There is, though, a designated scold: Vicki Goldberg, photo critic for The New York Times.
She does not think Leibovitz's high-concept photos — Bette Midler in a bed of roses when she starred in "The Rose"; the Blues
Brothers with their faces painted blue — are all that insightful. They're not narratives, she says; they're jokes.
(Of course, this does not discredit them as magazine covers. They have great impact, the kind that would obviously inspire impulse buys on the newsstand.)
More broadly, Goldberg has little use for the celebrity culture that Leibovitz documents, lionizes and propagates with her photography.
"She is the apex of the image culture that is so fixated on celebrity and she has catered to that. She has done it beautifully. But it's a shabby culture in the end," Goldberg says.
In fact, for all the suggestions that Leibovitz's subjects can trace a direct line to the Medicis and others captured on canvas by great artists of the past, there is a crucial difference:
Those celebrities commissioned their own portraits, for their own pleasure and for posterity. Leibovitz's pictures of folks like
Tom Cruise and Demi Moore are commissioned by magazines, for the pleasure of readers.
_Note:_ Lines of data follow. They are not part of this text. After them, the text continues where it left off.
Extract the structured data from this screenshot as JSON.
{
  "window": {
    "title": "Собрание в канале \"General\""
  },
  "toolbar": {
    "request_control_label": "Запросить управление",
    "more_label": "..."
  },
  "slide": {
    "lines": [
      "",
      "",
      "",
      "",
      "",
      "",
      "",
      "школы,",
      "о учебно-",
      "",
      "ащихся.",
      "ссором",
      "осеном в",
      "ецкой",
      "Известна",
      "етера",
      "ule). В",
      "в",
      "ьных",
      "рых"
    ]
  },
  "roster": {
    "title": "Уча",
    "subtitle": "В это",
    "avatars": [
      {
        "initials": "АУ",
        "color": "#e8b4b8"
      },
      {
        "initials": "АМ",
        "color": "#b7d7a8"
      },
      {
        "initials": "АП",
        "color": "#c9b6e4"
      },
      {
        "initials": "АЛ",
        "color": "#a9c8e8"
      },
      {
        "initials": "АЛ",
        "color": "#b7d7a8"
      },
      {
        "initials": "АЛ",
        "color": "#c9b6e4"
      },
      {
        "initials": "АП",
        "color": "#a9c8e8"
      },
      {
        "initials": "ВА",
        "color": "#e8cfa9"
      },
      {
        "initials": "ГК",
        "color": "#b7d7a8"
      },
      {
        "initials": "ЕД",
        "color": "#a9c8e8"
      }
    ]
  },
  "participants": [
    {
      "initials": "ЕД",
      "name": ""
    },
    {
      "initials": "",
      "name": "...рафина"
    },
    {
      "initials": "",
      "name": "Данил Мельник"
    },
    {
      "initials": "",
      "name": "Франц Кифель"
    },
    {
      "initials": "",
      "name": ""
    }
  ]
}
So, by proxy, they're commissioned by us.
There is a lot to say about Annie Leibovitz and the cult of celebrity; perhaps it is unfair to fault this documentary for saying so little.
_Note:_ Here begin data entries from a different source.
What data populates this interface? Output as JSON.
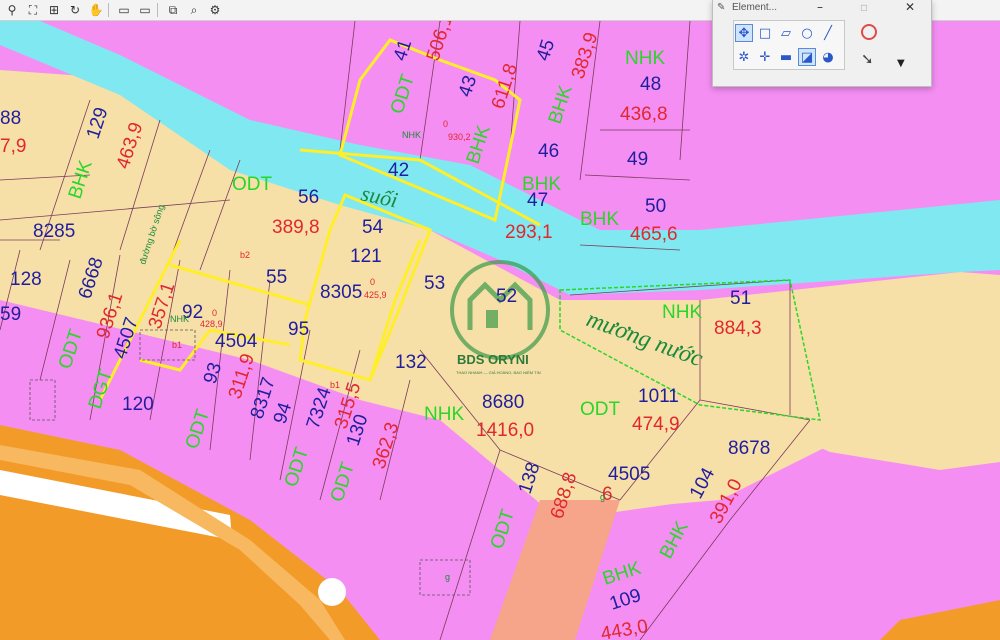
{
  "toolbar": {
    "buttons": [
      {
        "name": "zoom-out-icon",
        "glyph": "⚲"
      },
      {
        "name": "zoom-extents-icon",
        "glyph": "⛶"
      },
      {
        "name": "zoom-window-icon",
        "glyph": "⊞"
      },
      {
        "name": "refresh-icon",
        "glyph": "↻"
      },
      {
        "name": "pan-hand-icon",
        "glyph": "✋"
      },
      {
        "name": "view-previous-icon",
        "glyph": "▭"
      },
      {
        "name": "view-next-icon",
        "glyph": "▭"
      },
      {
        "name": "fit-view-icon",
        "glyph": "⧉"
      },
      {
        "name": "select-zoom-icon",
        "glyph": "⌕"
      },
      {
        "name": "update-view-icon",
        "glyph": "⚙"
      }
    ]
  },
  "panel": {
    "title": "Element...",
    "row1": [
      "✥",
      "□",
      "▱",
      "○",
      "╱"
    ],
    "row2": [
      "✲",
      "✛",
      "▬",
      "◪",
      "◕"
    ]
  },
  "map": {
    "watermark": {
      "brand": "BDS ORYNI",
      "tagline": "THAO NHANH — GIÁ HOÀNG, BAO NIỀM TIN"
    },
    "water_labels": [
      "suối",
      "mương nước"
    ],
    "labels_blue": [
      {
        "id": "p41",
        "t": "41"
      },
      {
        "id": "p43",
        "t": "43"
      },
      {
        "id": "p45",
        "t": "45"
      },
      {
        "id": "p48",
        "t": "48"
      },
      {
        "id": "p42",
        "t": "42"
      },
      {
        "id": "p46",
        "t": "46"
      },
      {
        "id": "p47",
        "t": "47"
      },
      {
        "id": "p49",
        "t": "49"
      },
      {
        "id": "p50",
        "t": "50"
      },
      {
        "id": "p129",
        "t": "129"
      },
      {
        "id": "p56",
        "t": "56"
      },
      {
        "id": "p54",
        "t": "54"
      },
      {
        "id": "p121",
        "t": "121"
      },
      {
        "id": "p8285",
        "t": "8285"
      },
      {
        "id": "p128",
        "t": "128"
      },
      {
        "id": "p6668",
        "t": "6668"
      },
      {
        "id": "p55",
        "t": "55"
      },
      {
        "id": "p8305",
        "t": "8305"
      },
      {
        "id": "p53",
        "t": "53"
      },
      {
        "id": "p52",
        "t": "52"
      },
      {
        "id": "p51",
        "t": "51"
      },
      {
        "id": "p4507",
        "t": "4507"
      },
      {
        "id": "p92",
        "t": "92"
      },
      {
        "id": "p95",
        "t": "95"
      },
      {
        "id": "p4504",
        "t": "4504"
      },
      {
        "id": "p132",
        "t": "132"
      },
      {
        "id": "p93",
        "t": "93"
      },
      {
        "id": "p120",
        "t": "120"
      },
      {
        "id": "p8317",
        "t": "8317"
      },
      {
        "id": "p94",
        "t": "94"
      },
      {
        "id": "p7324",
        "t": "7324"
      },
      {
        "id": "p130",
        "t": "130"
      },
      {
        "id": "p8680",
        "t": "8680"
      },
      {
        "id": "p1011",
        "t": "1011"
      },
      {
        "id": "p8678",
        "t": "8678"
      },
      {
        "id": "p4505",
        "t": "4505"
      },
      {
        "id": "p138",
        "t": "138"
      },
      {
        "id": "p104",
        "t": "104"
      },
      {
        "id": "p109",
        "t": "109"
      },
      {
        "id": "p88",
        "t": "88"
      },
      {
        "id": "p59",
        "t": "59"
      }
    ],
    "labels_red": [
      {
        "id": "a41",
        "t": "506,1"
      },
      {
        "id": "a43",
        "t": "611,8"
      },
      {
        "id": "a45",
        "t": "383,9"
      },
      {
        "id": "a48",
        "t": "436,8"
      },
      {
        "id": "a129",
        "t": "463,9"
      },
      {
        "id": "a56",
        "t": "389,8"
      },
      {
        "id": "a47",
        "t": "293,1"
      },
      {
        "id": "a50",
        "t": "465,6"
      },
      {
        "id": "a6668",
        "t": "936,1"
      },
      {
        "id": "a4507",
        "t": "357,1"
      },
      {
        "id": "a51",
        "t": "884,3"
      },
      {
        "id": "a93",
        "t": "311,9"
      },
      {
        "id": "a7324",
        "t": "315,5"
      },
      {
        "id": "a130",
        "t": "362,3"
      },
      {
        "id": "a8680",
        "t": "1416,0"
      },
      {
        "id": "a1011",
        "t": "474,9"
      },
      {
        "id": "a138",
        "t": "688,8"
      },
      {
        "id": "a104",
        "t": "391,0"
      },
      {
        "id": "a109",
        "t": "443,0"
      },
      {
        "id": "a88",
        "t": "7,9"
      },
      {
        "id": "a4505",
        "t": "6"
      }
    ],
    "labels_green": [
      {
        "id": "g41",
        "t": "ODT"
      },
      {
        "id": "g43",
        "t": "BHK"
      },
      {
        "id": "g45",
        "t": "BHK"
      },
      {
        "id": "g48",
        "t": "NHK"
      },
      {
        "id": "g129",
        "t": "BHK"
      },
      {
        "id": "g56",
        "t": "ODT"
      },
      {
        "id": "g47",
        "t": "BHK"
      },
      {
        "id": "g50",
        "t": "BHK"
      },
      {
        "id": "g6668",
        "t": "ODT"
      },
      {
        "id": "g4507",
        "t": "DGT"
      },
      {
        "id": "g51",
        "t": "NHK"
      },
      {
        "id": "g93",
        "t": "ODT"
      },
      {
        "id": "g7324",
        "t": "ODT"
      },
      {
        "id": "g130",
        "t": "ODT"
      },
      {
        "id": "g8680",
        "t": "NHK"
      },
      {
        "id": "g1011",
        "t": "ODT"
      },
      {
        "id": "g138",
        "t": "ODT"
      },
      {
        "id": "g104",
        "t": "BHK"
      },
      {
        "id": "g109",
        "t": "BHK"
      }
    ],
    "labels_small": [
      {
        "id": "s1",
        "t": "NHK"
      },
      {
        "id": "s2",
        "t": "0"
      },
      {
        "id": "s3",
        "t": "930,2"
      },
      {
        "id": "s4",
        "t": "0"
      },
      {
        "id": "s5",
        "t": "425,9"
      },
      {
        "id": "s6",
        "t": "NHK"
      },
      {
        "id": "s7",
        "t": "0"
      },
      {
        "id": "s8",
        "t": "428,9"
      },
      {
        "id": "s9",
        "t": "b1"
      },
      {
        "id": "s10",
        "t": "b1"
      },
      {
        "id": "s11",
        "t": "g"
      },
      {
        "id": "s12",
        "t": "g"
      },
      {
        "id": "s13",
        "t": "đường bờ sông"
      },
      {
        "id": "s14",
        "t": "b2"
      }
    ]
  }
}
It is, after all, a video personality profile, and if nothing else it does offer a look at a glamorous world, and the nostalgia of all those striking photographs: Remember the one with
Whoopi Goldberg immersed in a tub of milk? The one with Christo all wrapped in paper?
And then there is her most famous photograph —
John Lennon, naked and curled up next to a fully clothed
Yoko Ono. Leibovitz took it for Rolling
Stone just hours before Lennon's murder; the American Society of Magazine Editors named it the top magazine cover of the past 40 years.
Second was a
Vanity Fair cover of a very pregnant and very naked Demi Moore. The photographer was ... well, you can guess.